While the world’s thousands of coal-fired power plants are the single biggest source of man-made carbon emissions, only one of them is equipped with carbon capture technology: the Boundary Dam power station in Saskatchewan, Canada. Kemper County could become the second.
Launched with fanfare last year, the Boundary Dam unit was designed to capture 1 million tons of carbon dioxide a year.

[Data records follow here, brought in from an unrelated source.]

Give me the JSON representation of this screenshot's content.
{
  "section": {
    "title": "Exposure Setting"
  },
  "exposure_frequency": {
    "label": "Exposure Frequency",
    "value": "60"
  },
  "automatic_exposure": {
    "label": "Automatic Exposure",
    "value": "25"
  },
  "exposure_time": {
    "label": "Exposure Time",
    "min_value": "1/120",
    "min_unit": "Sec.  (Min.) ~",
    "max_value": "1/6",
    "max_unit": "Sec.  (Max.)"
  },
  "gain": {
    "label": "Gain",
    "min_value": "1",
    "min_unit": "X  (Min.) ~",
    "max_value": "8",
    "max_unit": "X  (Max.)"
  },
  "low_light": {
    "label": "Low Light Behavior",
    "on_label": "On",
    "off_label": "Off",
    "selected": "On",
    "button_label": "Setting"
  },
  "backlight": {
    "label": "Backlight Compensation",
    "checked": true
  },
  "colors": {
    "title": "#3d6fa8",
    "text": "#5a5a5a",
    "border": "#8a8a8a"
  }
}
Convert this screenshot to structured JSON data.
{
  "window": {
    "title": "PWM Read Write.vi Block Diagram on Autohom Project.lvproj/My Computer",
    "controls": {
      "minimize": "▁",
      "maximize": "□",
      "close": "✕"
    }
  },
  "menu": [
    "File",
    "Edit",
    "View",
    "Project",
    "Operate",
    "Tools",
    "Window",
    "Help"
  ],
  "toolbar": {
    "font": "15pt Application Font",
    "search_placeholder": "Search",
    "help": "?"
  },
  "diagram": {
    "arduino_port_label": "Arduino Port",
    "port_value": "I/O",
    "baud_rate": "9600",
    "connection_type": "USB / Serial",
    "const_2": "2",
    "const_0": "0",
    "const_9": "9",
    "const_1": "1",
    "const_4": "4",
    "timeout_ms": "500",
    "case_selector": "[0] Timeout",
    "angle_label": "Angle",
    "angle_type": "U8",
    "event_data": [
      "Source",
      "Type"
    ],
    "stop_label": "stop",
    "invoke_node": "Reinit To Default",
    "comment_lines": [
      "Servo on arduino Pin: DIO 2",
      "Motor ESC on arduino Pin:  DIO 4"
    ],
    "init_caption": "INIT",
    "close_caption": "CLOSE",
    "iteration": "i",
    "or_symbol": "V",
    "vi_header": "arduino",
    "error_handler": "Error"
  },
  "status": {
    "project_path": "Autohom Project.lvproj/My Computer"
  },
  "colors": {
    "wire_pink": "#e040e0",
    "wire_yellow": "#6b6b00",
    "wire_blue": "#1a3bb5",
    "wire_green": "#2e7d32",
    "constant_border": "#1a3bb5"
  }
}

However, plant operator SaskPower ran into a series of glitches and captured less than half that amount in the first year of operation.
“These challenges are not uncommon in a large-scale industrial project during the early stages of operation, particularly a project that is the first of its kind in the world,” SaskPower said in an email.
The project was initially estimated to cost 1.2 billion Canadian dollars ($900 million), but the bill rose to 1.47 billion ($1.10 billion), including a federal grant of 240 million ($180 million).
For Kemper County, Mississippi Power initially estimated a price tag of $1.8 billion when the plant was announced it in 2006. By the time construction began in 2010, the price had risen to $2.9 billion, including improved carbon capture technology and an adjoining coal mine.
In a sprint to grab federal tax credits, Mississippi Power started construction with only 10 percent of the design completed. The company underestimated how much concrete, steel, pipe and cable and how many workers it would need to build the plant. Some parts had to be torn out and rebuilt because of design changes associated with constructing a first-of-its-kind plant.
Mississippi Power officials say they are wrapping up work now. But an engineer hired by state regulators testified in October that it is highly unlikely the utility will meet its June 30 deadline. The project is likely to forfeit $372 million in tax credits because of delays, and shareholders of Southern Co., owner of Mississippi Power, have absorbed $2.3 billion in losses.
Southern, the third-largest private electric utility in the U.S., stands by the project. It co-owns its key technology and would like to sell it to others.
“I know we’re taking a long time, and I know we’re taking some pain for taking the right amount of time,” Southern Co. CEO Tom Fanning told investors on a Nov. 6 conference call. “But what you’re getting out of Kemper, and you’ve seen it already, is that what we have built and tested is working beautifully.”
Right now, though, Southern isn’t planning any more such projects. Bruce Harrington, plant manager at Kemper County, said the price will come down as more are built. But he understands the concern.
“I think any thoughtful person would say you really have to look at the cost,” he said.